Türkçemizi, Türk kültürünü korumalıyız…
Arapça sanılan aslında İbranice olan adlara bir bakalım:
Gabriel: Cebrail, Michael: Mikail, David: Davud, İsaac: İshak, Mousa: Musa, Solomon: Süleyman, Eve: Havva, Adam: Adem, Usain: Hüseyin, Abraham: İbrahim, Elias: İlyas, Noah: Nuh, Jacop: Yakup, Jasmin: Yasemin, Josef: Yusuf, Aaron: Harun
Örnekleri çoğaltmak mümkündür.

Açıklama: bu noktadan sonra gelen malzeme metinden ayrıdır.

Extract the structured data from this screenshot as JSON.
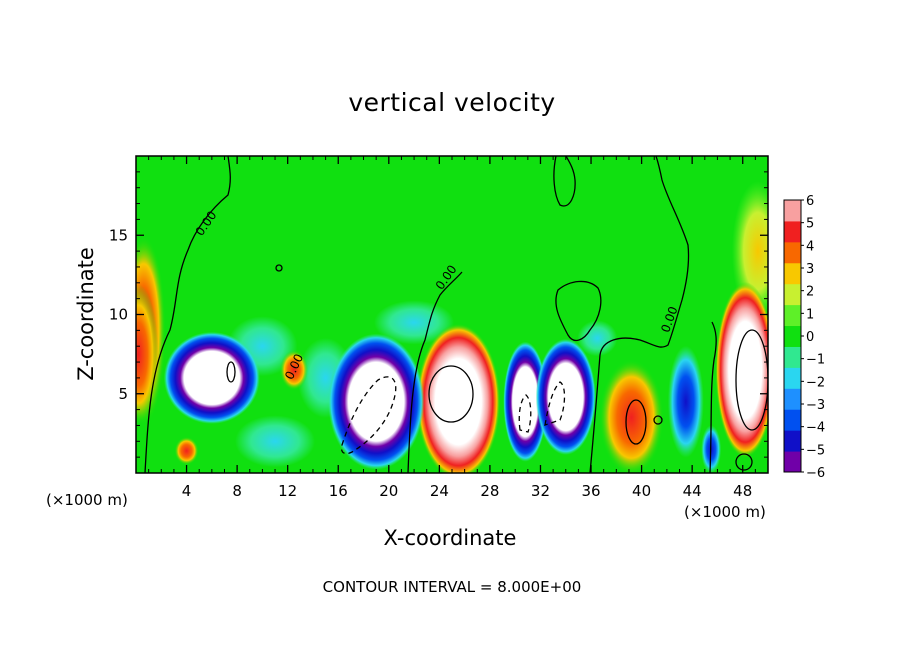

Çocuklarımıza Türkçe adlar verelim…
Arapça – İbranice ve yahut diğer başka kültürlerin isimlerini koymayalım…
Araplar, ev temizliği yapan kızlara ‘Ayşe’ derler…
Fatma, “sütten kesilmiş” demektir.
Hatice, “Vaktinden önce doğmuş” demektir.
Zeynep, “tombul” demektir…
Gonca, Yonca, Gül, Bilge, Irmak, Deniz, Doğa, Başak, Begüm, Burcu, Türkan, Türkü, Hatun, Işıl, Öykü, Sevim, Toprak, Ülkü, Aykız, Bengü vs. gibi öz Türkçe isimler dururken, neden Arapça – İbranice isimleri çocuklarımıza koymakta ısrar ediyoruz?
Mesela Osman, Arapça bir isimdir. “Yılan yavrusu” demektir…
Öz Türkçe “Yiğit” gibi bir isim dururken, el kadar çocuğa yılan yavrusu ismi konması akıl işi mi?
Araplardan ayrı bir kültür geleneği olan Türk milleti içinde, hâlâ İslam dini ile Araplığı ayıramayanlara, şalvarı ve hurmayı dinin gereklerinden sayanlara rastlayabiliyoruz.
Bunlar, (…) koyu Arap milliyetçiliğine hizmet ettiklerinin farkında değiller…
Asimile olmak çocuklarınıza Türkçe adlar vermemekle başlar…
Dilini özünü unutursun… Özün dışında herkese her şeye benzersin…
Ulusal benliğini, dilini ve kültürünü koruyamayan vatanını da toprağını da koruyamaz…
Bu günden sonra çarşıda, pazarda, sokakta, devlet görevleri işlerinde yalnız ve yalnız Türkçe konuşulacaktır…
Türkçe konuş!, Türkçe selamlaş!, Türkçe düşün!, Türkçe oku!, Türkçe yaz!, Türkçe dua et!, Türkçe giyin!, Türkçe gez!, Türkçe sev!